# Oil Prices in Ecuador

*The only thing that's predictable, it seems, is oil's unpredictability.*

*The only thing that's predictable, it seems, is oil's unpredictability.*

I agree with the statement above, that the only thing that is predictable is oil's price unpredictability. Therefore I have ahead a very difficult task of trying to predict oil prices in Ecuador.

Oil prices have significant impact on Ecuador's economy and it would be interesting to see what the model has to tell us. I am applying ARIMA since this is a time series data set. Oil prices range from 2013 till 2017. I will try to explain as much as I can all steps I have taken in this analysis.

It is interesting to see that in a period of two years, oil prices frop from 100 dolars in 2013 to below 50 in 2015. During the first semester of 2015 oil prices increase from 50 to 60, but continuously up to 2016, hitting the lowest price of 30 dollars. Since then till now oil price is in a upward trend, in the rane of 45 to 55 dollars.

Let us start with our analysis. There are patterns that can be noticed by looking at the graphic. The time series has a modest seasonality pattern, where the oil price is higher in the middle of each year. But this my be insignificant. And there is clearly an overall decreasing trend in oil prices.

For time series analysis, ARIMA model in one of the best methods that can be used to forecast. It incorporates three parameters that take into account the properties of time series: seasonality, trend, and noise. I will next describe how to automate the process of identifying the optimal set of parameters for the ARIMA model.

In order to do a correct parametrization of ARIMA models, I will make use of Python code to select the optimal parameter values for our ARIMA(p,d,q)(P,D,Q)s model. I will use a "grid search"(or hyperparameter optimization) that will iterate over different combinations of parameters, and I will use the one that has the lowest AIC value.

The AIC (Akaike Information Criterion) measures how well a model fits the data while taking into account the overall complexity of the model.

Please note that I am using s= 12 since this dataset was converted to a monthly basis. Therefore I have 12 observations for each year.

After fitting the Arima model it is important to ensure that none of the assumptions have been violated.

First thing we have to look for is the residuals of our model.They have to be uncorrelated and normally distributed. If it is not the case, we should further improve the model.
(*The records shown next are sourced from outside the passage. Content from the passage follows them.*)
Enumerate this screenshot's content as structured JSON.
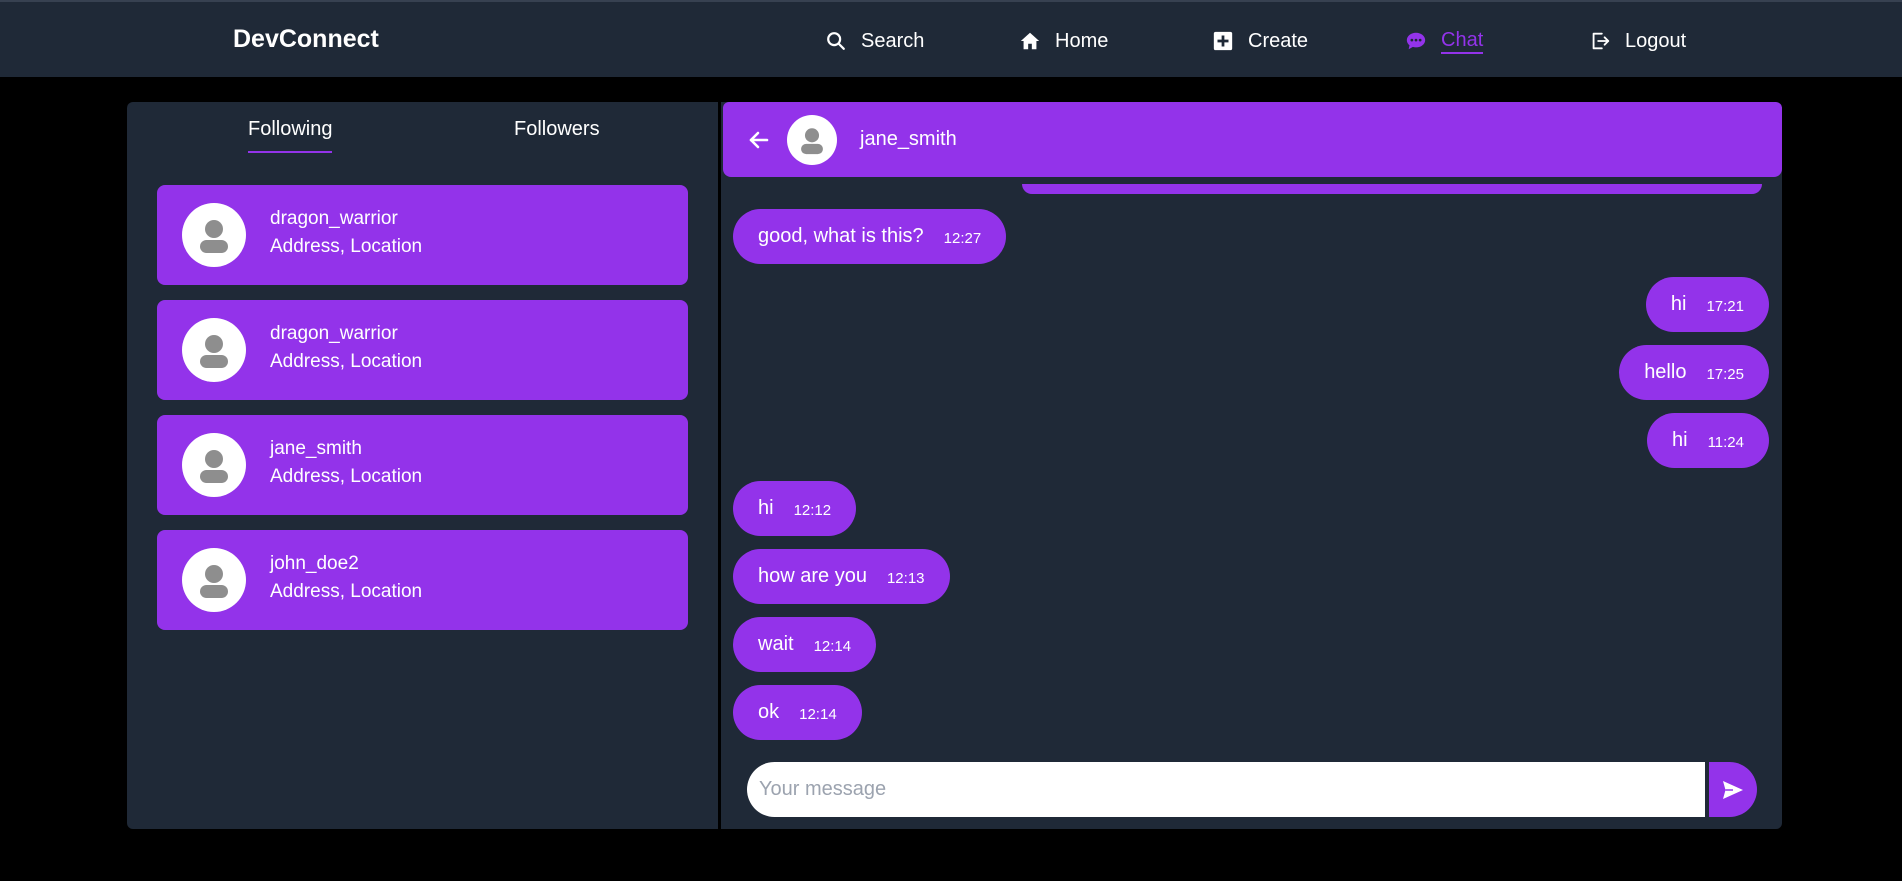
{
  "navbar": {
    "brand": "DevConnect",
    "items": [
      {
        "label": "Search",
        "icon": "search-icon"
      },
      {
        "label": "Home",
        "icon": "home-icon"
      },
      {
        "label": "Create",
        "icon": "plus-square-icon"
      },
      {
        "label": "Chat",
        "icon": "chat-bubble-icon",
        "active": true
      },
      {
        "label": "Logout",
        "icon": "logout-icon"
      }
    ]
  },
  "sidebar": {
    "tabs": [
      {
        "label": "Following",
        "active": true
      },
      {
        "label": "Followers",
        "active": false
      }
    ],
    "users": [
      {
        "name": "dragon_warrior",
        "address": "Address, Location"
      },
      {
        "name": "dragon_warrior",
        "address": "Address, Location"
      },
      {
        "name": "jane_smith",
        "address": "Address, Location"
      },
      {
        "name": "john_doe2",
        "address": "Address, Location"
      }
    ]
  },
  "chat": {
    "contact_name": "jane_smith",
    "messages": [
      {
        "text": "good, what is this?",
        "time": "12:27",
        "side": "left"
      },
      {
        "text": "hi",
        "time": "17:21",
        "side": "right"
      },
      {
        "text": "hello",
        "time": "17:25",
        "side": "right"
      },
      {
        "text": "hi",
        "time": "11:24",
        "side": "right"
      },
      {
        "text": "hi",
        "time": "12:12",
        "side": "left"
      },
      {
        "text": "how are you",
        "time": "12:13",
        "side": "left"
      },
      {
        "text": "wait",
        "time": "12:14",
        "side": "left"
      },
      {
        "text": "ok",
        "time": "12:14",
        "side": "left"
      }
    ],
    "input_placeholder": "Your message",
    "input_value": ""
  },
  "colors": {
    "accent": "#9333ea",
    "panel": "#1f2937",
    "background": "#000000"
  }
}
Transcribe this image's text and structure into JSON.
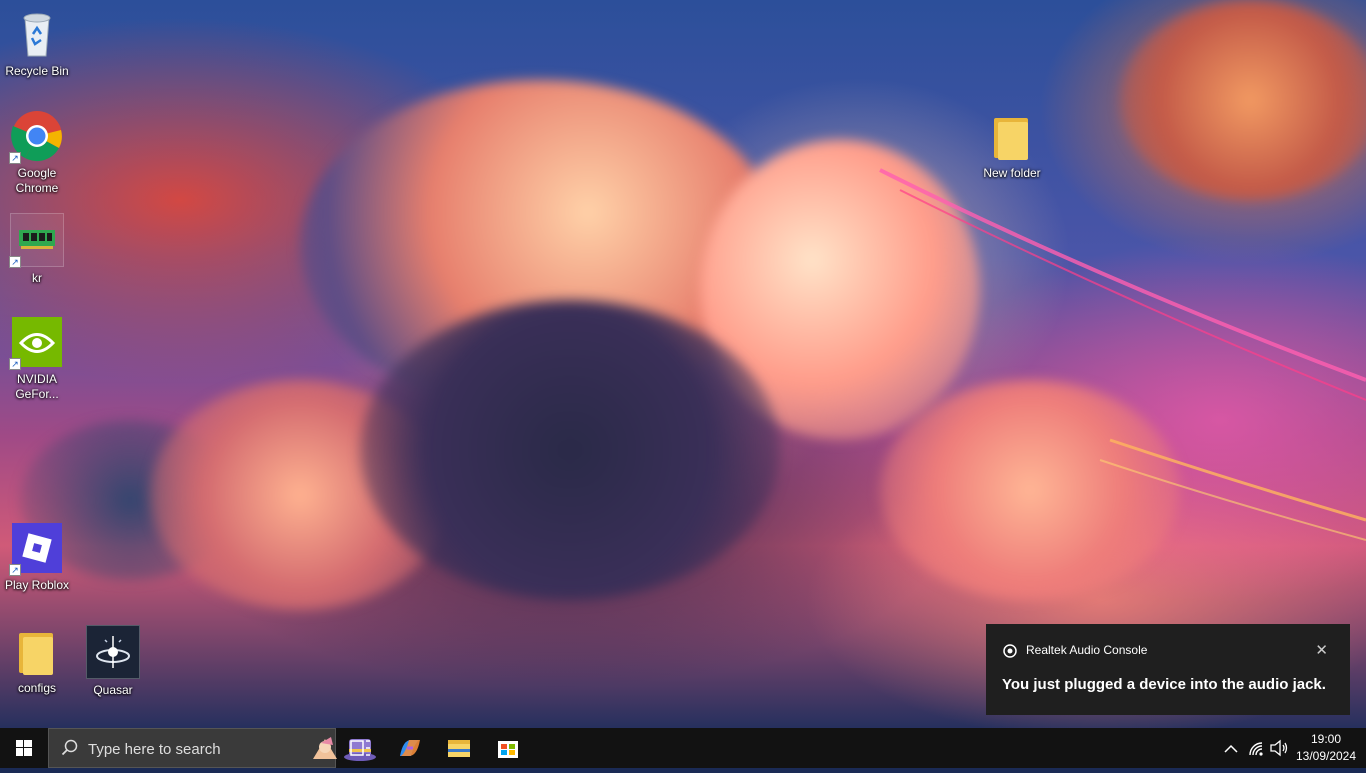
{
  "desktop": {
    "icons": [
      {
        "label": "Recycle Bin",
        "icon": "recycle-bin-icon"
      },
      {
        "label": "Google Chrome",
        "icon": "chrome-icon"
      },
      {
        "label": "kr",
        "icon": "memory-chip-icon"
      },
      {
        "label": "NVIDIA GeFor...",
        "icon": "nvidia-icon"
      },
      {
        "label": "Play Roblox",
        "icon": "roblox-icon"
      },
      {
        "label": "configs",
        "icon": "folder-icon"
      },
      {
        "label": "Quasar",
        "icon": "quasar-icon"
      },
      {
        "label": "New folder",
        "icon": "folder-icon"
      }
    ]
  },
  "notification": {
    "app_name": "Realtek Audio Console",
    "message": "You just plugged a device into the audio jack.",
    "close_symbol": "✕"
  },
  "taskbar": {
    "search_placeholder": "Type here to search",
    "apps": [
      "task-view-icon",
      "copilot-icon",
      "file-explorer-icon",
      "microsoft-store-icon"
    ],
    "tray": {
      "chevron": "^",
      "time": "19:00",
      "date": "13/09/2024"
    }
  },
  "colors": {
    "taskbar": "#121212",
    "search_box": "#3a3a3a",
    "toast": "#1f1f1f",
    "accent_blue": "#0078d4"
  }
}
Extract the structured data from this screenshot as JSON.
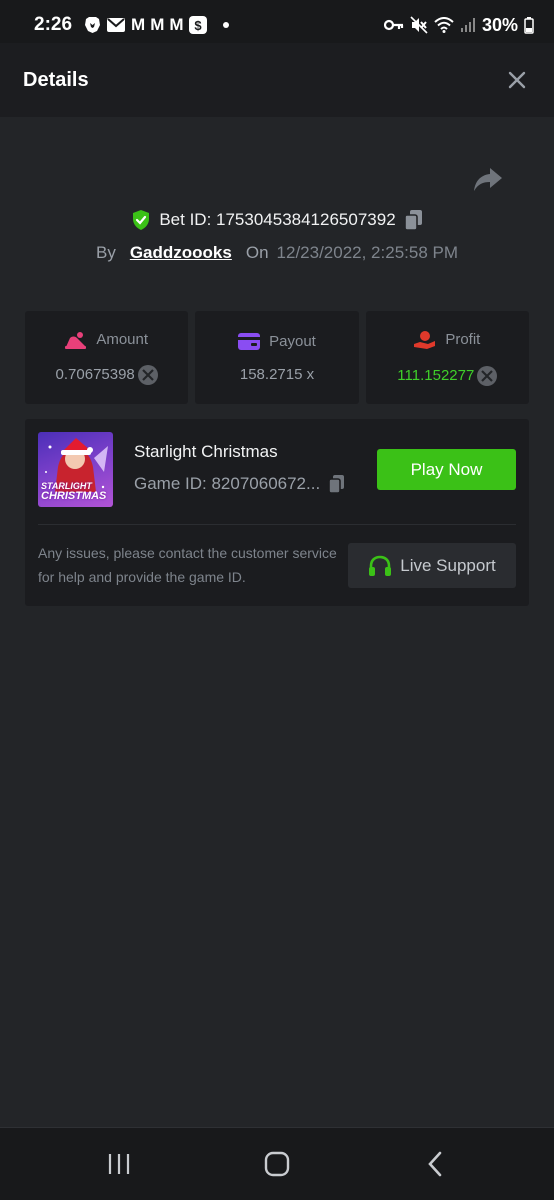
{
  "status_bar": {
    "time": "2:26",
    "icons": [
      "brave-icon",
      "mail-icon",
      "gmail-icon",
      "gmail-icon",
      "gmail-icon",
      "cash-app-icon",
      "notification-dot"
    ],
    "right_icons": [
      "vpn-key-icon",
      "mute-icon",
      "wifi-icon",
      "signal-icon",
      "battery-icon"
    ],
    "battery": "30%"
  },
  "header": {
    "title": "Details"
  },
  "bet": {
    "id_label": "Bet ID: 1753045384126507392",
    "by_label": "By",
    "username": "Gaddzoooks",
    "on_label": "On",
    "date": "12/23/2022, 2:25:58 PM"
  },
  "stats": {
    "amount": {
      "label": "Amount",
      "value": "0.70675398"
    },
    "payout": {
      "label": "Payout",
      "value": "158.2715 x"
    },
    "profit": {
      "label": "Profit",
      "value": "111.152277"
    }
  },
  "game": {
    "title": "Starlight Christmas",
    "id_label": "Game ID: 8207060672...",
    "thumb_line1": "STARLIGHT",
    "thumb_line2": "CHRISTMAS",
    "play_label": "Play Now",
    "notice": "Any issues, please contact the customer service for help and provide the game ID.",
    "support_label": "Live Support"
  },
  "colors": {
    "accent_green": "#3bc117",
    "profit_green": "#3fcf2a",
    "amount_pink": "#e8407a",
    "payout_purple": "#8a4df2",
    "profit_red": "#e0392b",
    "background": "#232528"
  }
}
The graph on the top right, the red KDE line follows closely with with the yellow line, the normal distribution line. This is an indication that the residuals may be normally distributed.

The graph on the bottom left shows that the ordered distribution of residuals (blue dots). They follow the linear trend of the samples taken from a standard normal distribution with N(0, 1). Again, this is an indication that the residuals are normally distributed.

This is the time where we will use the model to predict future oil prices.

We will compare the predicted oil price with the real ones, which wil help us understand the accuracy of our forecasts

The attributes get_prediction() and conf_int() allow us to obtain the values and associated confidence intervals for forecasts of our dataset.

The forecasts align with the true values well, but don't show any obvious trend.

We should now quantify the accuracy of our forecasts. I will use the MSE (Mean Squared Error), that tell us the average error of our forecasts.

For each predicted value, we compute its distance to the true value and square the result.

The MSE of our one-step ahead forecasts yields a value of 35.06, which is a little high.

But there is a better representation of our predictive results can be obtained using dynamic forecasts, that is, setting dynamic=True. This means that we use information from the data up to a certain point and then the forecasts will be generated using values from previous forecasted values

Once again, we verify the performance of our forecasts by computing the MSE. The Mean Squared Error of our forecasts is 1270.95 Here we are relying on less historical data than before, but even that, the MSE is high enough that at this point I should be thinking about applying a different model to predict oil prices.

Oil prices are a tricky thing to predict and the natural volatilty attached to it makes it hard to get a reasonable result.

I will finally describe how to forecast future value using Arima. The get_forecast() attribute of our time series object can compute forecasted values for a specified number of steps ahead, in my case, 20 steps.

Our forecasts predict that oil prices will be in the 50 dollars range in the next couple of years. Looking at the graph we see that since second quarter 2016 oil prices pretty much stabilized around this price range. We will see in the future if our model was correct.